The picture was a bit fuzzy, and all in black and white. But it was "the hottest thing" around, and DuMont recalls that people came from all over for a look-see.
DuMont is head of the Museum of Broadcast Communications in Chicago now and literally part of television history. But the vehicle for those early days of television--the black-and-white set--has almost disappeared.
Except for miniature models, black-and-white TVs have faded from view, their sales shrinking as fast as the size of their screens. The sets rarely are seen even in discount stores anymore, and prisons are among the few remaining customers.
Many of the nation's biggest retail chains, such as Sears, Roebuck & Co. and Kmart Corp., don't sell any traditional black-and-white sets. The last time Sears sold them was in 1990, and then it was just for the Christmas season when the chain offered a 12-inch model for $79 to drum up customer traffic.
Stores that do sell black-and-white TVs usually won't sell anything bigger than the small models, with screen sizes typically ranging from a few inches to 7 inches, and the same holds true for electronic appliance chains.
"That's really a dead market," Pat Ruggieri, a marketing manager for Sony Corp., said of larger black-and-white sets.
Emerson Radio Corp. of North Bergen, N.J., still markets a 12-inch black-and-white set made in factories in the Far East, but a company executive, noting the razor-thin profits, thinks the future of the medium is anything but black and white.
"Nobody really likes the business anymore," Executive Vice President Marino Andriani said. "I don't think you'll see a day where you couldn't sell a black-and-white set. But will people continue to make them? That's another question."
The Electronic Industries Assn. estimates that nearly all of America's 94 million households have at least one color TV set, and that about half still have some kind of black-and-white set around.
While the trade group projects that more than 20 million color TVs will be shipped in the United States this year, the estimate for black-and-white sets is only about 1 million.
The end of black-and-white broadcasting was on the horizon as early as 40 years ago. Limited color telecasts began in 1953, and the television networks shifted to color in the mid-1960s.
"At the beginning, it was very strange," said Julius Barnathan, who recently retired as an ABC executive after 37 years. "Actors didn't realize how much additional makeup they would need. And we couldn't quite get yellow. They had to paint a different color to come up with yellow."
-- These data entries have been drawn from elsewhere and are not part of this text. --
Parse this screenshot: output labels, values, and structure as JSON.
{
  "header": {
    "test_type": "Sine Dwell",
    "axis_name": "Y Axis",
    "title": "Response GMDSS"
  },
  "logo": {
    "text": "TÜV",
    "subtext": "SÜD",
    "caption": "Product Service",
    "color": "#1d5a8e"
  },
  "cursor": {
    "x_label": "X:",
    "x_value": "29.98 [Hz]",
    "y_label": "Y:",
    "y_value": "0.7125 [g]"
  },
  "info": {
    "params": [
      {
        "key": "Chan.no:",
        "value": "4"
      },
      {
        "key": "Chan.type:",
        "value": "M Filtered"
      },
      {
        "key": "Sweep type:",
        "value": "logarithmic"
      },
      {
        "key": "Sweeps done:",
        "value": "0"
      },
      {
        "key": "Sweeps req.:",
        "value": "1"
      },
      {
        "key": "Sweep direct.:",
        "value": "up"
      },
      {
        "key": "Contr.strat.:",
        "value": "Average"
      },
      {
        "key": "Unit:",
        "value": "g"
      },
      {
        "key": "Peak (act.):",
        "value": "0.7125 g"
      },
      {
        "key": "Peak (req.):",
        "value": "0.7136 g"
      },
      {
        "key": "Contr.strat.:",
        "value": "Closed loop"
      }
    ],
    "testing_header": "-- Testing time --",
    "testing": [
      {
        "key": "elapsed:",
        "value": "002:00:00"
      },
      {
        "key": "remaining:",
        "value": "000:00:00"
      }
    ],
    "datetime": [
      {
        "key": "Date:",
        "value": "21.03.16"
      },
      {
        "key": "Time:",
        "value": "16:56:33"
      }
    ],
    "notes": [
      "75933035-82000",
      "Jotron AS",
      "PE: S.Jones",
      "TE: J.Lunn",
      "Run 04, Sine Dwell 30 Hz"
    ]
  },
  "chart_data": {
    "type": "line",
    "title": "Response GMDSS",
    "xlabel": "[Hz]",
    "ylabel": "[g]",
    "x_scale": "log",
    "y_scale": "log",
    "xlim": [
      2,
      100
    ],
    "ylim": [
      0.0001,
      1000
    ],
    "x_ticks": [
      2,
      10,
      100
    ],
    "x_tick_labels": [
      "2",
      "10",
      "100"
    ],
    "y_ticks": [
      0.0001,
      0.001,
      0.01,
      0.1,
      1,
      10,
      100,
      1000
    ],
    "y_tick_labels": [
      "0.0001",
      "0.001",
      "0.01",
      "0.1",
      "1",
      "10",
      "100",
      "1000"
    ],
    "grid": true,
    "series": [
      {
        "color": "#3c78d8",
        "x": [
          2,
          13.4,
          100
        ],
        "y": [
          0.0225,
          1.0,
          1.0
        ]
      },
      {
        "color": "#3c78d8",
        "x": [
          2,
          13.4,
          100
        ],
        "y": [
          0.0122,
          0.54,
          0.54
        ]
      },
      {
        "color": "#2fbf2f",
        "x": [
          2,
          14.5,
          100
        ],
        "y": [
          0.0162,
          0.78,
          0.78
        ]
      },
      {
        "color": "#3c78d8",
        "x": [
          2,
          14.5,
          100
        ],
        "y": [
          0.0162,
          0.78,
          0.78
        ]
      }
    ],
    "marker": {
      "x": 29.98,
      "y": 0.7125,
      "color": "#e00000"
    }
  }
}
Color brought new opportunities for programmers and advertisers, who could use graphics more creatively.
The NBC peacock was a symbol of this new world, and viewers were amazed by the hues they saw in shows such as "Bonanza" or the spectacular Rose Bowl Parade.
In sporting events, viewers suddenly could identify teams by the colors of their jerseys.
"You think of baseball in the '40s and '50s, and you think in black-and-white," said Ron Simon, curator of television for the Museum of Television & Radio in New York.
"Then people discovered home movies in color. You see the players in color. You see the grass in color. It's a whole different sensation of what the stadium looked like. It's almost like two different levels of experience."
The roots of black-and-white television go back to the 19th Century with the discovery of radio waves. Scientists eventually tinkered with systems to transmit pictures and, in 1929, a Russian immigrant named Vladimir Zworykin demonstrated a television system complete with a camera and picture tube.
After several years of experimental telecasts in Great Britain and America, RCA Corp. installed TVs in 150 homes in the New York area and began regular broadcasts through its subsidiary, NBC, in 1936.
The number of sets in the country climbed from about 10,000 near the end of World War II to about 6 million by 1950.
In those early years, sets were more like a piece of furniture--big, wooden cabinets with tiny screens, resembling somewhat the radios of the day.
"It tried to fit into people's lives by looking familiar," said Larry Bird, curator of a TV exhibit a couple years ago at the Smithsonian Institution's National Museum of American History.
"There was an uneasiness of where to put this thing," Bird said. "But pretty soon, the arrangement of domestic space turned toward the set, whether it was on or off."
For some who rose to stardom during TV's early days, the notion that Americans were watching black-and-white television rather than color made little difference.
Milton Berle, television's first star, says simply: "Funny is funny."
"Color isn't going to enhance the performance or the script," said Berle, who entertained viewers on "The Texaco Star Theater" from 1948 to the mid-1950s.
Everett Greenbaum, a writer for "The Andy Griffith Show" and "MASH," agreed. He recalls the first time he saw one of his products in color, a "Mr. Peepers" show, starring Wally Cox.
"I remember the first five minutes. We were astonished," Greenbaum said. "But after six minutes, we realized it was a lousy script, and that's what we concentrated on."
Even if black-and-white sets go by the wayside, black-and-white programming still remains popular and, in some cases, is viewed as avant-garde rather than outdated.